Unlike many of her fellow spellers, who seemed to feel the pressure as they exited a preliminary test on Tuesday, Vanya was all big smiles and confidence. For good reason. She knows her way around the competitive spelling circuit. Her sister, Kavya, was the 2009 national champion.
“Whenever she comes home from college, she practices with me,” said Vanya, who started going to spelling bees with her sister when she was four years old. “It’s so great to have her supporting me in the spelling bee.
“I’m ready. I’m not really nervous. … Just excited.”
On Tuesday the spellers took a computer-based test with 50 spelling and vocabulary questions. On Wednesday, each speller will go on stage for two rounds in front of a nationally televised audience on ESPN more used to celebrating young athletes than young word wizards.

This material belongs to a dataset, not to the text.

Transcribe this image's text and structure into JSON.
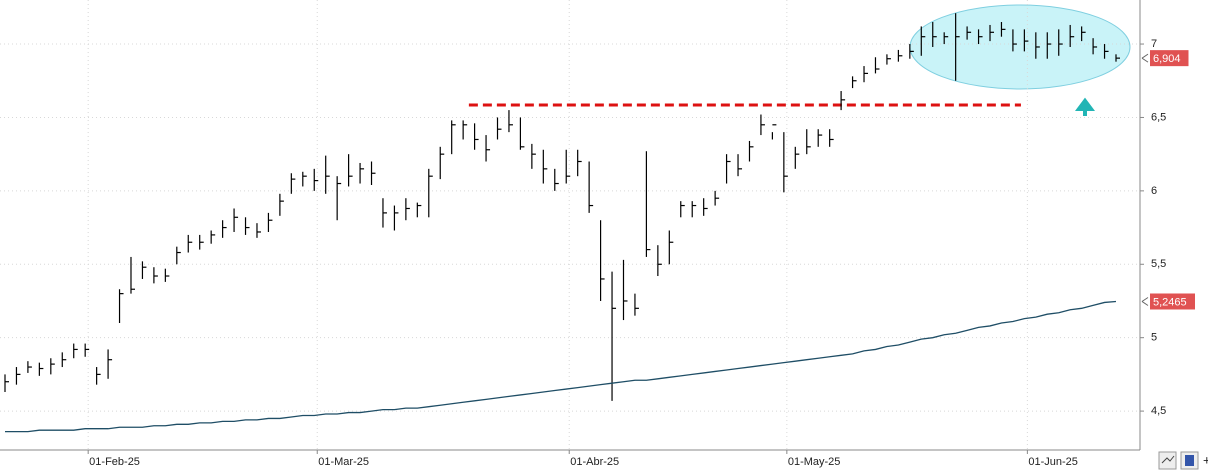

Fifty semifinalists will be selected from those who spelled both words correctly and scored highest on the test. The finals will take place on Thursday evening.
“I feel really confident for the next leg of the race,” Kush said. “The only disadvantage is that we haven’t seen the grand ballroom yet where we’ll be spelling — I’ve heard it’s really majestic and intimidating.”
Kush decided to skip the Memorial Day barbecue and some of the other social events to get some last minute studying done. But there may be a silver lining.
“He works so hard, and he doesn’t waste much time on other games when he is focused,” said his father and coach A.K. Sharma. “I promised him that when he turns sixteen I will get him a sports car.”